Firewall and Port Access requirements

It is recommended to disable Application Layer Gateways also know as Session helpers from Next-Generation Firewalls. They are created by firewall vendors to assist the transmission of voice information but often cause unexpected and difficult to troubleshoot voice problems such as call creation failure and unexpected call drops. Often times these features are not aware of vendors extensions into H.323 and SIP and end up dropping or modifying values in packets that cause the Avaya IP phones to not operate correctly.

Avaya recommends caution when using the following

Network Address Translation (NAT):
Be very careful when using NAT on an internal network between voice equipment and IP Phones. Most implementations using VoIP end-
points behind NAT fail because many H.323 messages (the protocol carrying the voice information) contain multiple instances of the same IP address in a given message. It is unlikely that NAT can find and translate all of them. Avaya Communication Manager will work seamlessly with any static NAT application, even if that NAT is not H.323 aware.

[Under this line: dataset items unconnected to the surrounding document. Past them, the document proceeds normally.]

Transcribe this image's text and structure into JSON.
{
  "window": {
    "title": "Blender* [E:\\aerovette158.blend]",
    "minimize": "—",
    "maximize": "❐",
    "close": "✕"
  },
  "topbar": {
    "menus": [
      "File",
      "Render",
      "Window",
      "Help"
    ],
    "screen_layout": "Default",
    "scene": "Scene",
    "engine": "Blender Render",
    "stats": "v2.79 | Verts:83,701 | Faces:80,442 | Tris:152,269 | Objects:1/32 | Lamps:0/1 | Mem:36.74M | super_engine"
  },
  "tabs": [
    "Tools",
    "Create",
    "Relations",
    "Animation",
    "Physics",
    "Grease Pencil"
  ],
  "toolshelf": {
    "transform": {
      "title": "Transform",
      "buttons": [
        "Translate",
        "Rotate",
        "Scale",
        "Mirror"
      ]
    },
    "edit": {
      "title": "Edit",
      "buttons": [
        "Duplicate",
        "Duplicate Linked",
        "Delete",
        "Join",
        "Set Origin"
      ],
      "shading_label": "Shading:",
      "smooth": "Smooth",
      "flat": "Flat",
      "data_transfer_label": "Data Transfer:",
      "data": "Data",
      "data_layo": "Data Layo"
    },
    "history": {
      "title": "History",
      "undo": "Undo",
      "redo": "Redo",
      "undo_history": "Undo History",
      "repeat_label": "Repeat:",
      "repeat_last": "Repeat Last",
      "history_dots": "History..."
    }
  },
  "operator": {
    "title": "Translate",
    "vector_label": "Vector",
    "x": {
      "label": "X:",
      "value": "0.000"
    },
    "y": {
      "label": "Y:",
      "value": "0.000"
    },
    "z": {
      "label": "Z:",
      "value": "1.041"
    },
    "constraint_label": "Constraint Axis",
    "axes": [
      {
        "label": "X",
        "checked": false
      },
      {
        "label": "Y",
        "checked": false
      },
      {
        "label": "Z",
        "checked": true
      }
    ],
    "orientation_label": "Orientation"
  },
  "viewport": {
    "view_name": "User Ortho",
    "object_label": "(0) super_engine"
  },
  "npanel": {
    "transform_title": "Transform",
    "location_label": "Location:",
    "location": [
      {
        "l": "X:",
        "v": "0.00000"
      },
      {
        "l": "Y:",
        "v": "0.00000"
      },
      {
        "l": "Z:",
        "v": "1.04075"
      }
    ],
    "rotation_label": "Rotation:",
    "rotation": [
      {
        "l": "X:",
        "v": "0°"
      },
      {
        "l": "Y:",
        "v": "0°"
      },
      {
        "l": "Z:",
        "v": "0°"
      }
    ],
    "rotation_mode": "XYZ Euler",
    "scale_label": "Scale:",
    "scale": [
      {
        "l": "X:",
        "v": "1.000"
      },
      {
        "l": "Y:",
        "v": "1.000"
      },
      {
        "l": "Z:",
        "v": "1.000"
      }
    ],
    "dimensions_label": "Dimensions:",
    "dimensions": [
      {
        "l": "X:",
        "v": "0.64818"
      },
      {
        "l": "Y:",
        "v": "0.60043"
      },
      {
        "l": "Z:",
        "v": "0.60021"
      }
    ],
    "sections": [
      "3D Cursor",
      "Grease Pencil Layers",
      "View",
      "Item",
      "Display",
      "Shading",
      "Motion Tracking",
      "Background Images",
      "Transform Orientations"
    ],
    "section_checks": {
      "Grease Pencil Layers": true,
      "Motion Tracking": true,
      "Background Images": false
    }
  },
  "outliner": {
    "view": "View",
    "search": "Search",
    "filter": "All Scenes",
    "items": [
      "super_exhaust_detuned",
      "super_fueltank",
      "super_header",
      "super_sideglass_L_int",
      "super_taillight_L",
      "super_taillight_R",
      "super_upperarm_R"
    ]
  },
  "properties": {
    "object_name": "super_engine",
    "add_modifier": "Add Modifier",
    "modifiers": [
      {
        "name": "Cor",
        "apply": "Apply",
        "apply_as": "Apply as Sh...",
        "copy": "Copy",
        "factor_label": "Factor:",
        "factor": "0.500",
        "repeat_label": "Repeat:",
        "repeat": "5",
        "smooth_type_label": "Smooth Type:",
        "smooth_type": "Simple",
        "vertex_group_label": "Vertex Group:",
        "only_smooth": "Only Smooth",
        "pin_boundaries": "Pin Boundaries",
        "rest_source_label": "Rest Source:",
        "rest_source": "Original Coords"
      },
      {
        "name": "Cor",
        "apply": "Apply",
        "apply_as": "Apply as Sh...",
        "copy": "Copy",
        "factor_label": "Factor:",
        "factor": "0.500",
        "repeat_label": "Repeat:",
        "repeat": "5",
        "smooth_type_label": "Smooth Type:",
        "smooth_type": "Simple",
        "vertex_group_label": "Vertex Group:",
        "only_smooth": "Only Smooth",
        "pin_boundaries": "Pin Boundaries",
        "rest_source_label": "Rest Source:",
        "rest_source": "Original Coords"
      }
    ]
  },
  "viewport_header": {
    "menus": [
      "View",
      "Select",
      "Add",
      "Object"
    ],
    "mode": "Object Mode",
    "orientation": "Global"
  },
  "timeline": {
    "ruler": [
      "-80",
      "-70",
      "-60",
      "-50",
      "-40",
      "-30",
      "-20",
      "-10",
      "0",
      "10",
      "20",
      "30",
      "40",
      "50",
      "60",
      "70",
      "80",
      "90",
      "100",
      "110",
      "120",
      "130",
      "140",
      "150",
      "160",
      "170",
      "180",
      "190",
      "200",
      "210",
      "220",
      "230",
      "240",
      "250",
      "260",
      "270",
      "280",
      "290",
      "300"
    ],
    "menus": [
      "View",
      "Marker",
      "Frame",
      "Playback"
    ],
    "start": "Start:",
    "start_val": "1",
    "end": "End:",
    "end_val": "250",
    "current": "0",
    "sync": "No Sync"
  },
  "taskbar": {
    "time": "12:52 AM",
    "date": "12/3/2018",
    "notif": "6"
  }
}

VoIP does not work well with networks that use NAT because most NAT implementations do not support H.323 protocols. The destination IP address is encapsulated in more than one header: the Q.931, H.225, and IP headers. Most NAT implementations change only the address in the IP header resulting in a mismatch that prohibits the control of calls.

If NAT has to be used then a one to one NAT is recommended to ensure that end to end communication is maintained between hosts whenever possible.